Python DP: dp = [[False]*(n+1) for _ in range(m+1)]. dp[0][0] = True. Fill first row for consecutive stars. Double loop with three-case transition. Return dp[m][n]. About 15 lines.

Python greedy: si = pi = 0. starIdx = matchIdx = -1. While si < len(s): three-case if/elif/else. After loop: while pi < len(p) and p[pi] == "*": pi += 1. Return pi == len(p). About 20 lines.

Java: both approaches translate directly. DP uses boolean[][]. Greedy uses int pointers. The greedy approach in Java is particularly clean due to charAt() and simple pointer arithmetic.

DP: O(s * p) time and O(s * p) space. Each cell is computed once in O(1). Space can be optimized to O(p) with a 1D array since each row depends only on the current and previous rows.

Greedy: O(s * p) worst case. Each star backtrack can advance matchIdx by 1, and si resets to matchIdx. In the worst case, this happens O(s) times with O(p) work each. Best case is O(s + p) when no backtracking occurs.

Both approaches handle the constraints (s, p up to 2000 characters) comfortably.
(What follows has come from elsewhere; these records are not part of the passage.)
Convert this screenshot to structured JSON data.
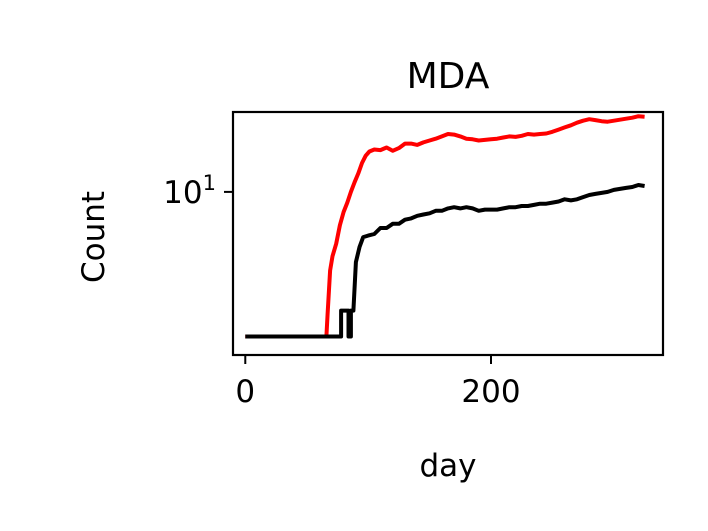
{
  "chart_data": {
    "type": "line",
    "title": "MDA",
    "xlabel": "day",
    "ylabel": "Count",
    "yscale": "log",
    "xlim": [
      -10,
      340
    ],
    "ylim": [
      2.0,
      22.0
    ],
    "x_ticks": [
      0,
      200
    ],
    "x_tick_labels": [
      "0",
      "200"
    ],
    "y_ticks": [
      10
    ],
    "y_tick_labels": [
      {
        "base": "10",
        "exp": "1"
      }
    ],
    "grid": false,
    "legend": "none",
    "series": [
      {
        "color": "#ff0000",
        "points": [
          [
            0,
            2.4
          ],
          [
            66,
            2.4
          ],
          [
            67,
            3.0
          ],
          [
            69,
            4.6
          ],
          [
            71,
            5.3
          ],
          [
            74,
            6.0
          ],
          [
            77,
            7.2
          ],
          [
            80,
            8.2
          ],
          [
            83,
            9.0
          ],
          [
            86,
            10.0
          ],
          [
            89,
            11.0
          ],
          [
            92,
            12.0
          ],
          [
            95,
            13.3
          ],
          [
            98,
            14.3
          ],
          [
            101,
            14.9
          ],
          [
            105,
            15.2
          ],
          [
            110,
            15.1
          ],
          [
            115,
            15.5
          ],
          [
            120,
            15.0
          ],
          [
            125,
            15.4
          ],
          [
            130,
            16.1
          ],
          [
            135,
            16.1
          ],
          [
            140,
            15.9
          ],
          [
            145,
            16.3
          ],
          [
            150,
            16.6
          ],
          [
            155,
            16.9
          ],
          [
            160,
            17.3
          ],
          [
            165,
            17.7
          ],
          [
            170,
            17.6
          ],
          [
            175,
            17.3
          ],
          [
            180,
            16.9
          ],
          [
            185,
            16.8
          ],
          [
            190,
            16.6
          ],
          [
            195,
            16.7
          ],
          [
            200,
            16.8
          ],
          [
            205,
            16.9
          ],
          [
            210,
            17.1
          ],
          [
            215,
            17.3
          ],
          [
            220,
            17.2
          ],
          [
            225,
            17.4
          ],
          [
            230,
            17.7
          ],
          [
            235,
            17.6
          ],
          [
            240,
            17.7
          ],
          [
            245,
            17.8
          ],
          [
            250,
            18.1
          ],
          [
            255,
            18.5
          ],
          [
            260,
            18.9
          ],
          [
            265,
            19.3
          ],
          [
            270,
            19.8
          ],
          [
            275,
            20.2
          ],
          [
            280,
            20.5
          ],
          [
            285,
            20.3
          ],
          [
            290,
            20.1
          ],
          [
            295,
            20.0
          ],
          [
            300,
            20.2
          ],
          [
            305,
            20.4
          ],
          [
            310,
            20.6
          ],
          [
            315,
            20.8
          ],
          [
            320,
            21.1
          ],
          [
            325,
            21.0
          ]
        ]
      },
      {
        "color": "#000000",
        "points": [
          [
            0,
            2.4
          ],
          [
            78,
            2.4
          ],
          [
            78,
            3.1
          ],
          [
            84,
            3.1
          ],
          [
            84,
            2.4
          ],
          [
            86,
            2.4
          ],
          [
            86,
            3.1
          ],
          [
            88,
            3.1
          ],
          [
            90,
            5.0
          ],
          [
            93,
            5.8
          ],
          [
            96,
            6.4
          ],
          [
            100,
            6.5
          ],
          [
            105,
            6.6
          ],
          [
            110,
            7.0
          ],
          [
            115,
            7.0
          ],
          [
            120,
            7.3
          ],
          [
            125,
            7.3
          ],
          [
            130,
            7.6
          ],
          [
            135,
            7.7
          ],
          [
            140,
            7.9
          ],
          [
            145,
            8.0
          ],
          [
            150,
            8.1
          ],
          [
            155,
            8.3
          ],
          [
            160,
            8.3
          ],
          [
            165,
            8.5
          ],
          [
            170,
            8.6
          ],
          [
            175,
            8.5
          ],
          [
            180,
            8.6
          ],
          [
            185,
            8.5
          ],
          [
            190,
            8.3
          ],
          [
            195,
            8.4
          ],
          [
            200,
            8.4
          ],
          [
            205,
            8.4
          ],
          [
            210,
            8.5
          ],
          [
            215,
            8.6
          ],
          [
            220,
            8.6
          ],
          [
            225,
            8.7
          ],
          [
            230,
            8.7
          ],
          [
            235,
            8.8
          ],
          [
            240,
            8.9
          ],
          [
            245,
            8.9
          ],
          [
            250,
            9.0
          ],
          [
            255,
            9.1
          ],
          [
            260,
            9.3
          ],
          [
            265,
            9.2
          ],
          [
            270,
            9.3
          ],
          [
            275,
            9.5
          ],
          [
            280,
            9.7
          ],
          [
            285,
            9.8
          ],
          [
            290,
            9.9
          ],
          [
            295,
            10.0
          ],
          [
            300,
            10.2
          ],
          [
            305,
            10.3
          ],
          [
            310,
            10.4
          ],
          [
            315,
            10.5
          ],
          [
            320,
            10.7
          ],
          [
            325,
            10.6
          ]
        ]
      }
    ]
  }
}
The DP approach is more predictable in runtime; the greedy approach has better average-case performance.

Regular Expression Matching (LeetCode 10) has different star semantics: * modifies the preceding character. The DP table structure is similar but the transitions differ. Mastering both problems gives complete pattern-matching coverage.

Edit Distance (LeetCode 72) uses the same 2D DP framework on two strings but with insert/delete/replace transitions. All three problems — Wildcard, Regex, Edit Distance — share the dp[i][j] structure with varying transition rules.

Implement Trie (LeetCode 208) and Word Search II (LeetCode 212) handle pattern matching through tree structures rather than DP. Together with the DP-based matching problems, they cover all string matching paradigms on LeetCode.